Layton clearly remains bursting with creative energy, and shows no signs of slowing down.  As he marks so many significant numbers, though, what makes him most proud as he looks back on what he's covered thus far?  He's an intensely modest man, and the question causes him to go very quiet.

"I'd like to think... that if somebody had to say when I'd died... that there was a sound, that when I was with my musicians, there was a sound that they knew.  I suppose that I feel a strength of conviction in the inner voice that I hear, of the sounds that I'm wanting to bring to life, and I hear an unshakeable something in my head, that is a voice, that I know that I'm trying to create in this sound, and I've been aware of that for quite a long time.  I'd be very proud if people could hear that when they listen to the music-making."

I have no doubt that that is the case.  The musical examples Layton sings me during the hour or so we spend together, though throwaway and off-the-cuff, all have a certain centred-ness about them, a core of emotional integrity pointing to a terrifically strong inner ear, and it's undoubtedly responsible for Polyphony and Trinity's burnished sounds, refined but reined in with 'glow' rather than insipidity.  I wonder what is next on the horizon?

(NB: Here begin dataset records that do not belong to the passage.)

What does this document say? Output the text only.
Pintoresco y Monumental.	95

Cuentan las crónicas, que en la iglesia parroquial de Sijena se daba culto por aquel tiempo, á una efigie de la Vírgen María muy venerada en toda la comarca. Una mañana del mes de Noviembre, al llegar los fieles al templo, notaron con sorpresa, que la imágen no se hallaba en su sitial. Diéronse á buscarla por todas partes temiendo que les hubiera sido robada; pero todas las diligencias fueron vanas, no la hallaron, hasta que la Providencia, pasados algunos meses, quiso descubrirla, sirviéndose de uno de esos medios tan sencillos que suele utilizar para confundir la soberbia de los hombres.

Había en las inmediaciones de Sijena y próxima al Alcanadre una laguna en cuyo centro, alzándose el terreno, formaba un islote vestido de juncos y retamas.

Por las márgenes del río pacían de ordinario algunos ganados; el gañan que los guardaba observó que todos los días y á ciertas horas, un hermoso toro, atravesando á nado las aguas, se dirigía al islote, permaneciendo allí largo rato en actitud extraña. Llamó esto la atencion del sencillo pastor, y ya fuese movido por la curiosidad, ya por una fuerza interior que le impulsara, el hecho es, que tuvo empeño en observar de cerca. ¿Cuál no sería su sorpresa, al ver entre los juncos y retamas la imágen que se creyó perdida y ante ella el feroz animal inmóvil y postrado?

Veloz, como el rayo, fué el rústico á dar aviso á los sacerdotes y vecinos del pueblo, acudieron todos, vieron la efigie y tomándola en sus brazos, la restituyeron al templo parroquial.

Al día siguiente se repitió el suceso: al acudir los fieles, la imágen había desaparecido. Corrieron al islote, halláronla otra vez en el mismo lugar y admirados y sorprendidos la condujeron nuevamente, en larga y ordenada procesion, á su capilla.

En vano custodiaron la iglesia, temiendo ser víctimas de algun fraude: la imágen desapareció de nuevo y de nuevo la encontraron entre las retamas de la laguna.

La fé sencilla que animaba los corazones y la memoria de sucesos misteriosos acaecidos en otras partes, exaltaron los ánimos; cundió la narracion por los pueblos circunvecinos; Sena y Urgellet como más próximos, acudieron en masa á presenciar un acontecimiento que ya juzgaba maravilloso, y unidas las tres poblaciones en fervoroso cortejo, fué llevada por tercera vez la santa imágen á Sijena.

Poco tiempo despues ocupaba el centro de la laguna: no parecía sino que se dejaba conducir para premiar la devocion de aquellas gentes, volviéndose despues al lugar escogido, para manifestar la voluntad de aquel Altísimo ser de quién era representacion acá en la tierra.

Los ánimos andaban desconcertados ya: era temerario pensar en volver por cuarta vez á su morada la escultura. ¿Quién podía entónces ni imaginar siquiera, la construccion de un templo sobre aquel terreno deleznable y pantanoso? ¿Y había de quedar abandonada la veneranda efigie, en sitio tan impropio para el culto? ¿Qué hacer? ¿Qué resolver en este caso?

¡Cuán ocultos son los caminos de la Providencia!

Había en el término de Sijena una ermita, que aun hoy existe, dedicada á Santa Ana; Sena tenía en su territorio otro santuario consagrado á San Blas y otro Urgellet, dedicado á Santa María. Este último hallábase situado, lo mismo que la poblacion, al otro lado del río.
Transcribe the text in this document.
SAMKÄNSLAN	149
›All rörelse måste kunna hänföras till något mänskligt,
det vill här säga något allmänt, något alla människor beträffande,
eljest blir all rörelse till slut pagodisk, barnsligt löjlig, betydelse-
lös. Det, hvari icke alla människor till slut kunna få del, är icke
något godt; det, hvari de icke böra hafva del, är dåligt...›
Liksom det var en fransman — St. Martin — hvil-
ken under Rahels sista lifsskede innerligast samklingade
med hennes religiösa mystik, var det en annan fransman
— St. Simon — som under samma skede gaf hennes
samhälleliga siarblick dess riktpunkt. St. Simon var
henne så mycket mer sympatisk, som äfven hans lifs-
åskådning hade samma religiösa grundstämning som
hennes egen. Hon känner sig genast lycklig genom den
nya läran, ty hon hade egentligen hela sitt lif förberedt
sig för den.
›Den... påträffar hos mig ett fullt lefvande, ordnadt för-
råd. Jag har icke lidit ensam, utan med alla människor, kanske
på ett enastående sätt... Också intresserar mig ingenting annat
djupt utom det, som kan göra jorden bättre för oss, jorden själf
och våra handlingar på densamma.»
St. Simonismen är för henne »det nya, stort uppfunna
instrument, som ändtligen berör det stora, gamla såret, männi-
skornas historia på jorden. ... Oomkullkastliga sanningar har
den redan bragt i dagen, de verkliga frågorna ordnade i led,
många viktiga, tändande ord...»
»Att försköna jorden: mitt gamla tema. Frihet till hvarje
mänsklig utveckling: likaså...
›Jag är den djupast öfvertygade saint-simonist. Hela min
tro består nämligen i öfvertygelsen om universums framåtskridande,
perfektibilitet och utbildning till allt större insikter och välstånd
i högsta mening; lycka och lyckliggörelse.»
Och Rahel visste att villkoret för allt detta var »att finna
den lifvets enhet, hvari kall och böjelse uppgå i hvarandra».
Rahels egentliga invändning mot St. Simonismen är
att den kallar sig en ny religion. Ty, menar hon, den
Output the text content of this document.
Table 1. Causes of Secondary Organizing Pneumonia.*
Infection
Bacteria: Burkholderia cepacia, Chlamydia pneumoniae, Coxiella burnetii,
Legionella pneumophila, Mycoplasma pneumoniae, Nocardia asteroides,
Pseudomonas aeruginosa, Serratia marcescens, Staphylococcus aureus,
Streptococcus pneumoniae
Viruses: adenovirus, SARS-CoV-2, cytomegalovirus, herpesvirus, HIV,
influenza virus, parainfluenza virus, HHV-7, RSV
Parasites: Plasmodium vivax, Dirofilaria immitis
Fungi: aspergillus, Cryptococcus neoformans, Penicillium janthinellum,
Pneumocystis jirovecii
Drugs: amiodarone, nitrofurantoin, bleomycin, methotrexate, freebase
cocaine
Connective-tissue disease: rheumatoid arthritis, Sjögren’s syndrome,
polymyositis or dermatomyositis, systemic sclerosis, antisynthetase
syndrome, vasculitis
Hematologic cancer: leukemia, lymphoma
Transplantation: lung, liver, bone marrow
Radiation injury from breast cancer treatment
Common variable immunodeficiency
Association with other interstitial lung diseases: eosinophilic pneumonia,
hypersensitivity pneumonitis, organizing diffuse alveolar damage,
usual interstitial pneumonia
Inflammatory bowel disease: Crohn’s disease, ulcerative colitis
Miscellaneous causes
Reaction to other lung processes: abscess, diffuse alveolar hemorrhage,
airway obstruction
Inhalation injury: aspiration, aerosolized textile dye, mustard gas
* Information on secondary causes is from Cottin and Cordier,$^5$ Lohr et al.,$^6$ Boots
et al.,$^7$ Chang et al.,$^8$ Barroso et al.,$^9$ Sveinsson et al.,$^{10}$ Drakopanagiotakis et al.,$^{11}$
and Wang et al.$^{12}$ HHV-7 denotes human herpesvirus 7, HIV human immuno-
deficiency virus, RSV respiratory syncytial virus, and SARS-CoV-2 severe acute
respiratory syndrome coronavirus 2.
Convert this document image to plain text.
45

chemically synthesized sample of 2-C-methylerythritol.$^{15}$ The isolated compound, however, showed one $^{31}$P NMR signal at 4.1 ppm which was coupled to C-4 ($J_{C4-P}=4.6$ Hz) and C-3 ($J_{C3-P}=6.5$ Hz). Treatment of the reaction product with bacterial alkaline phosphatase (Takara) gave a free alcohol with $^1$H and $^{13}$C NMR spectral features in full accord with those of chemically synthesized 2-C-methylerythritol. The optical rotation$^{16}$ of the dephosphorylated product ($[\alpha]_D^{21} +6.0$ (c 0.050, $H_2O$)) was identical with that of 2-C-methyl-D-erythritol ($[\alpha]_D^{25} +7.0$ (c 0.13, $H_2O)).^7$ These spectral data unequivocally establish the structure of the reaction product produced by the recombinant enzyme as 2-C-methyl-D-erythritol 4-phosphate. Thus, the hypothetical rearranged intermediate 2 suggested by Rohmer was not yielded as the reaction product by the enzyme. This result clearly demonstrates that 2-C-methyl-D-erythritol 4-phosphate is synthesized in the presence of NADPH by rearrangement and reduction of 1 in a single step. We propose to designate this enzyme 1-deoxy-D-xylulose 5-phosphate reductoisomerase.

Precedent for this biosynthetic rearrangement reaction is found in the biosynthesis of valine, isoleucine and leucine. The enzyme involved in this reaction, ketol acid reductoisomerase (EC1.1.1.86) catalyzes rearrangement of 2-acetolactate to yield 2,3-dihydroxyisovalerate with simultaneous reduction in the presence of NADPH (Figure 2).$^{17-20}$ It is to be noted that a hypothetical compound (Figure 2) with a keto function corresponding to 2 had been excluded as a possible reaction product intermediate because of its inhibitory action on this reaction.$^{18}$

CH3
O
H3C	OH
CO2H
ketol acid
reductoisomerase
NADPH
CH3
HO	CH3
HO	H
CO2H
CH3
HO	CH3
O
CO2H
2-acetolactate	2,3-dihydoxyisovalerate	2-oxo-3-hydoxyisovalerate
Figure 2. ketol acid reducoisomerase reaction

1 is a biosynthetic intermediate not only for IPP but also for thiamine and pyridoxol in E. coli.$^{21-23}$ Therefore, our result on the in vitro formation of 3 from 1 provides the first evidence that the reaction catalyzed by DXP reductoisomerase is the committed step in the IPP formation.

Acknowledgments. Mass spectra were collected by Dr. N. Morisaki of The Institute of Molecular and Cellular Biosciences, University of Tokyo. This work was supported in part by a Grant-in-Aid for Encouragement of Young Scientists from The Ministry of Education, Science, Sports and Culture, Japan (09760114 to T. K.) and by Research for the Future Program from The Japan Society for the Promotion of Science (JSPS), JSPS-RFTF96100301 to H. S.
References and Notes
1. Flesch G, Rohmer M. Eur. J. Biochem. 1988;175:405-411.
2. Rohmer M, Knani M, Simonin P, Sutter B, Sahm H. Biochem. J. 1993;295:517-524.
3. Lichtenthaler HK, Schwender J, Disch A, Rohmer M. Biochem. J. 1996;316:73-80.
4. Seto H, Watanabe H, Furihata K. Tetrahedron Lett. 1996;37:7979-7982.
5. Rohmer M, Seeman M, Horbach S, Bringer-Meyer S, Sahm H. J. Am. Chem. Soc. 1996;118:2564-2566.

"I'm about to do a recording of what to me is the Everest of the whole thing.  In January I'm about to record the B-minor Mass, and so that feels to me like the most extraordinarily privileged situation to have ever found myself in - that I should be able to do that.  And I haven't done it yet and I'm not counting my chickens, either, on it, and it's humbling and an awesome prospect that I'm even considering that I'm even daring to try it.  I think it's got so much stuff shrouded in mists about it as to what the composer might have intended and what his forces were and how fast was this, and it's just impossible to answer, and so you've just got to go with what you feel.  Scholarship will only get you so far."

A salutary message for any early musician, perhaps.